Mickey Quicknumbers wrote:albusdumbledore wrote:skoobily doobily wrote:"Is there really a degree that prepares you for law school?"
No. Law is a unique field of study, and beyond good reading comprehension, solid writing skill, and sufficient analytic ability, you don't need any other preparation for law school.
Are there degrees from which graduates have the propensity to succeed in law school?
Yes, but probably only inasmuch as those graduates would be inherently better at law school whether or not they had earned that specific degree.
I don't understand what these last 4 pages are about.
This would assume you can't gain better reading comprehension, writing skills, and analytic ability from one undergrad degree over another, which I think is patently false. Anyways, the answer to this thread is philosophy. If it is done right, it's heavily analytic (formal logic), forces you to read and understand ridiculously complex material, and will hone your writing skills at least as much as any other liberal arts major.
Misinterpretation.
The people with the "best" reading comprehension don't always get the highest grades, those are thresholds you need to succeed, not correlations. If you major in Philosophy and all the sudden you're able to enjoy reading The Critique of Pure Reason, it doesn't mean you're gaining an edge in LS, because the RC of the law itself is incredibly not that difficult.

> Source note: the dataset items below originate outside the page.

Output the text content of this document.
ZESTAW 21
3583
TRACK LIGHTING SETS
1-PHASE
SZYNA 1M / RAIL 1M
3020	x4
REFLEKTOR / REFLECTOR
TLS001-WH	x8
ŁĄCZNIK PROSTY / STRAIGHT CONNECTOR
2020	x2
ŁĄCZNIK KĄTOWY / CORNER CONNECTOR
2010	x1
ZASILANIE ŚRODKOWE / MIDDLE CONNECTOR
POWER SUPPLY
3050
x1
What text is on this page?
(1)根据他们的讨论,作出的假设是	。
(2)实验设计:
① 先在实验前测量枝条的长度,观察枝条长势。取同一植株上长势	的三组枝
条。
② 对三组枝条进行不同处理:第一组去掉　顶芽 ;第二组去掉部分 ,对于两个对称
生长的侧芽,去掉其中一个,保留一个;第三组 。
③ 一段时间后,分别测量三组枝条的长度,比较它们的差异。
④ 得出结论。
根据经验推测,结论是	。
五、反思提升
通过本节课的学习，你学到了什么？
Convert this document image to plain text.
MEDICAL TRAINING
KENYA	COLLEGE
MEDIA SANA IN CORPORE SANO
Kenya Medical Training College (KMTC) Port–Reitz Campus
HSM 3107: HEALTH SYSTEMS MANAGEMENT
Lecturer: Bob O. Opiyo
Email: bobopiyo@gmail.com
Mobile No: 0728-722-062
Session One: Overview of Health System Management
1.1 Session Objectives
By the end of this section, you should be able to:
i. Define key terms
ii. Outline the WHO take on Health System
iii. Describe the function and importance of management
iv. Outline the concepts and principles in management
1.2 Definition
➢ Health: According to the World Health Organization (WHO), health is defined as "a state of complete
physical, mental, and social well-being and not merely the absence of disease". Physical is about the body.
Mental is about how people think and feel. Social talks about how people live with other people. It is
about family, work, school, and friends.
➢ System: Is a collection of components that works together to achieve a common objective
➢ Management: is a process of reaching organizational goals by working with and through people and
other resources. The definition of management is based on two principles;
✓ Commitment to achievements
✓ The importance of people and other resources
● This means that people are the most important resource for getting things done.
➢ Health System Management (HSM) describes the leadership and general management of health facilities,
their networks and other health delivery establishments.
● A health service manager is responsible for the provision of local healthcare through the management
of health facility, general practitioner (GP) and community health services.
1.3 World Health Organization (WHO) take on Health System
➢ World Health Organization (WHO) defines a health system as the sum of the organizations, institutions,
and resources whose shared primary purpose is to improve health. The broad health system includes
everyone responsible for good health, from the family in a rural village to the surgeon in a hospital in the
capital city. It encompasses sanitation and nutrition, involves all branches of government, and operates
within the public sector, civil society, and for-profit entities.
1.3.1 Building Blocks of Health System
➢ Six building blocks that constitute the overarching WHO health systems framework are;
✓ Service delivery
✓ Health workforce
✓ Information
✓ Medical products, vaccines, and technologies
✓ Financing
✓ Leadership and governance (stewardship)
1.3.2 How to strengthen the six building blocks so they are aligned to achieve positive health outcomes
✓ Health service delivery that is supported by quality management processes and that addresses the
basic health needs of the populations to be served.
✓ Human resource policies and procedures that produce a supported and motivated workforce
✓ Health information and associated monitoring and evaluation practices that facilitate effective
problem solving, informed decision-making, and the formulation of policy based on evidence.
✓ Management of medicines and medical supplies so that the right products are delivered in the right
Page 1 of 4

I didn't say that and I'm not sure how you can infer that from what I wrote. You only took one of the three areas I mentioned (reading, writing, analyzing). I fail to see how law school is mythically different from every other intellectual endeavor insofar as sharpening those skills doesn't help. I don't doubt that a fair amount of luck is involved in grades, but is it really so much that the top performers in the class could easily swap with the bottom dwellers? And if so, why doesn't that happen on a semester to semester basis?